Ainsi, les banques centrales mènent des politiques pro-cycliques : elles amplifient le ralentissement plutôt qu’elles ne le combattent.

En fait, les banques centrales mènent donc des politiques pro-cycliques : elles amplifient le ralentissement plutôt qu’elles ne le combattent. Même si l’inflation réduit déjà le pouvoir d’achat des ménages et les marges bénéficiaires des entreprises, La banque centrale approfondit le traitement d’austérité.

En réalité, Les banques centrales n’ont plus beaucoup de choix. Semble maintenant faire basculer l’économie dans la récession La seule option viable pour freiner l’inflationCe resserrement monétaire affecte les ménages et les entreprises, mais aussi les pays car il accroît leur endettement. Les pays les plus endettés l’ont profondément ressenti. En conséquence, la probabilité d’un “événement de crédit” (c’est-à-dire le défaut d’une grande entreprise ou d’un pays) augmente considérablement.

La gueule de bois

Sommes-nous destinés à venir jusqu’ici ?les monétaristes vous diront L’inflation est toujours le produit d’un excès de liquidités et d’une politique monétaire trop accommodanteIl est indéniable que les banques centrales ont maintenu des taux d’intérêt exceptionnellement bas pendant des années et ont fait tourner les presses à imprimer comme jamais auparavant. Il y a de bonnes raisons à cela : le risque de déflation, et le risque de pandémie de coronavirus.



Lorsque la fête s’intensifie, les banques centrales ont trop attendu pour sortir le « blackjack ».

nous réalisons maintenant Dosage obligatoire des autoritésAlors que la fête s’échauffe, les banques centrales ont trop attendu pour sortir le « blackjack ». Par ailleurs, Ils ont mal évalué l’inflation, persuadé qu’il est éphémère, perdant ainsi un temps précieux avant de réagir. Bien sûr, ils ne pouvaient pas prévoir la guerre en Ukraine, provoquant une montée en flèche des prix des matières premières.Cependant, on ne peut s’empêcher de penser que Le banquier central est devenu un “bon partenaire” du ministre des Finances Racheter des obligations de pays très endettés à des taux d’intérêt exceptionnellement bas. Leurs espoirs que le gouvernement utiliserait ces taux d’intérêt plancher pour réduire et restructurer la dette se sont avérés être un mirage.
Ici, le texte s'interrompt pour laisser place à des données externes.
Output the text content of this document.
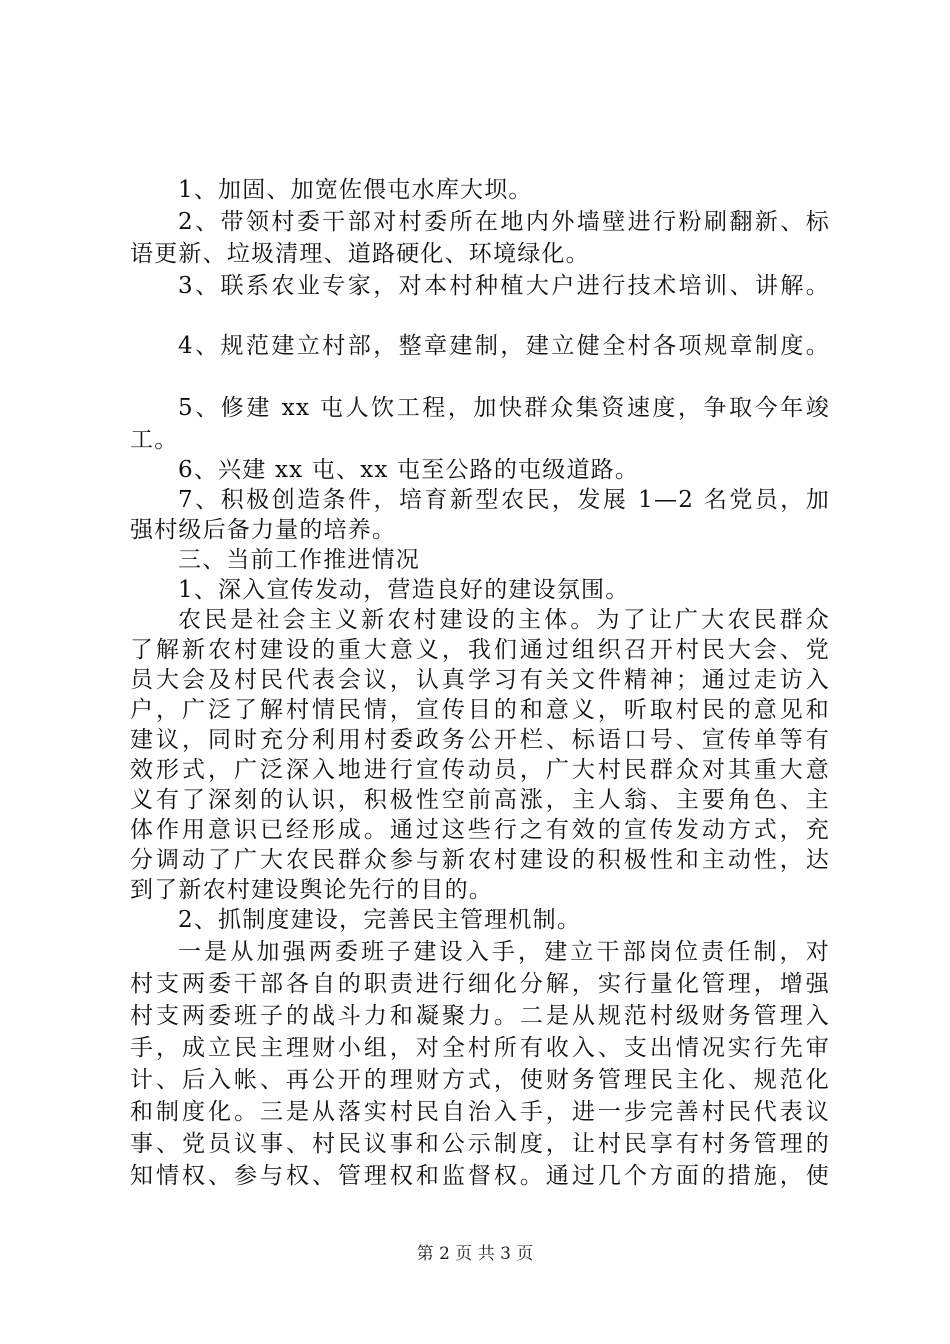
1、加固、加宽佐偎屯水库大坝。
2、带领村委干部对村委所在地内外墙壁进行粉刷翻新、标
语更新、垃圾清理、道路硬化、环境绿化。
3、联系农业专家，对本村种植大户进行技术培训、讲解。
4、规范建立村部，整章建制，建立健全村各项规章制度。
5、修建 xx 屯人饮工程，加快群众集资速度，争取今年竣
工。
6、兴建 xx 屯、xx 屯至公路的屯级道路。
7、积极创造条件，培育新型农民，发展 1—2 名党员，加
强村级后备力量的培养。
三、当前工作推进情况
1、深入宣传发动，营造良好的建设氛围。
农民是社会主义新农村建设的主体。为了让广大农民群众
了解新农村建设的重大意义，我们通过组织召开村民大会、党
员大会及村民代表会议，认真学习有关文件精神；通过走访入
户，广泛了解村情民情，宣传目的和意义，听取村民的意见和
建议，同时充分利用村委政务公开栏、标语口号、宣传单等有
效形式，广泛深入地进行宣传动员，广大村民群众对其重大意
义有了深刻的认识，积极性空前高涨，主人翁、主要角色、主
体作用意识已经形成。通过这些行之有效的宣传发动方式，充
分调动了广大农民群众参与新农村建设的积极性和主动性，达
到了新农村建设舆论先行的目的。
2、抓制度建设，完善民主管理机制。
一是从加强两委班子建设入手，建立干部岗位责任制，对
村支两委干部各自的职责进行细化分解，实行量化管理，增强
村支两委班子的战斗力和凝聚力。二是从规范村级财务管理入
手，成立民主理财小组，对全村所有收入、支出情况实行先审
计、后入帐、再公开的理财方式，使财务管理民主化、规范化
和制度化。三是从落实村民自治入手，进一步完善村民代表议
事、党员议事、村民议事和公示制度，让村民享有村务管理的
知情权、参与权、管理权和监督权。通过几个方面的措施，使
第 2 页 共 3 页
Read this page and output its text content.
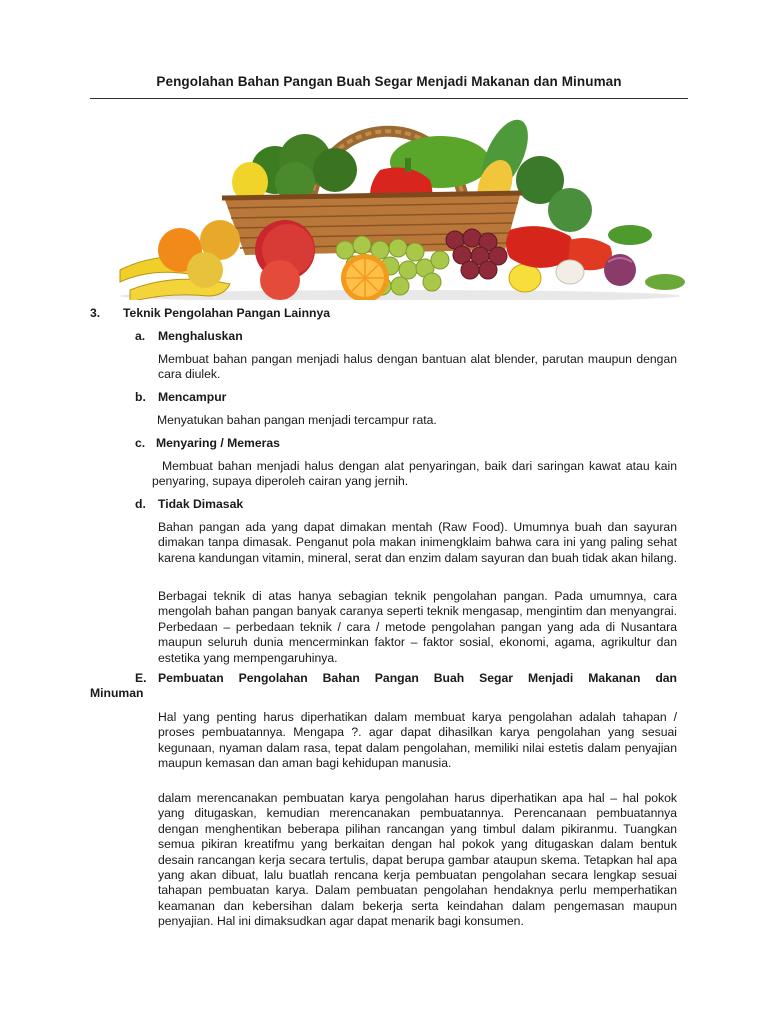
Pengolahan Bahan Pangan Buah Segar Menjadi Makanan dan Minuman
3. Teknik Pengolahan Pangan Lainnya
a. Menghaluskan
Membuat bahan pangan menjadi halus dengan bantuan alat blender, parutan maupun dengan cara diulek.
b. Mencampur
Menyatukan bahan pangan menjadi tercampur rata.
c. Menyaring / Memeras
Membuat bahan menjadi halus dengan alat penyaringan, baik dari saringan kawat atau kain penyaring, supaya diperoleh cairan yang jernih.
d. Tidak Dimasak
Bahan pangan ada yang dapat dimakan mentah (Raw Food). Umumnya buah dan sayuran dimakan tanpa dimasak. Penganut pola makan inimengklaim bahwa cara ini yang paling sehat karena kandungan vitamin, mineral, serat dan enzim dalam sayuran dan buah tidak akan hilang.
Berbagai teknik di atas hanya sebagian teknik pengolahan pangan. Pada umumnya, cara mengolah bahan pangan banyak caranya seperti teknik mengasap, mengintim dan menyangrai. Perbedaan – perbedaan teknik / cara / metode pengolahan pangan yang ada di Nusantara maupun seluruh dunia mencerminkan faktor – faktor sosial, ekonomi, agama, agrikultur dan estetika yang mempengaruhinya.
E. Pembuatan Pengolahan Bahan Pangan Buah Segar Menjadi Makanan dan
Minuman
Hal yang penting harus diperhatikan dalam membuat karya pengolahan adalah tahapan / proses pembuatannya. Mengapa ?. agar dapat dihasilkan karya pengolahan yang sesuai kegunaan, nyaman dalam rasa, tepat dalam pengolahan, memiliki nilai estetis dalam penyajian maupun kemasan dan aman bagi kehidupan manusia.
dalam merencanakan pembuatan karya pengolahan harus diperhatikan apa hal – hal pokok yang ditugaskan, kemudian merencanakan pembuatannya. Perencanaan pembuatannya dengan menghentikan beberapa pilihan rancangan yang timbul dalam pikiranmu. Tuangkan semua pikiran kreatifmu yang berkaitan dengan hal pokok yang ditugaskan dalam bentuk desain rancangan kerja secara tertulis, dapat berupa gambar ataupun skema. Tetapkan hal apa yang akan dibuat, lalu buatlah rencana kerja pembuatan pengolahan secara lengkap sesuai tahapan pembuatan karya. Dalam pembuatan pengolahan hendaknya perlu memperhatikan keamanan dan kebersihan dalam bekerja serta keindahan dalam pengemasan maupun penyajian. Hal ini dimaksudkan agar dapat menarik bagi konsumen.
Certes, dans un premier temps, une inflation légèrement plus élevée a contribué à atténuer la pression sur la pile de la dette. mais, Une fois le mauvais génie de l’inflation sorti de la bouteille, nous pourrions voir les prix baisser encore plus.

Nous a présenté ce supplément aujourd’huiAprès avoir été trop accommodantes pendant longtemps, les banques centrales ont été contraintes de resserrer substantiellement leur politique monétaire pendant une période prolongée. Malheureusement, cette politique est à l’opposé de ce que suggèrent les manuels d’économie. Cette situation amplifie les risques pour l’économie. Les investisseurs doivent en être conscients.

traverser Franck FrankenEdmond de Rothschild (Europe) Directeur des Investissements.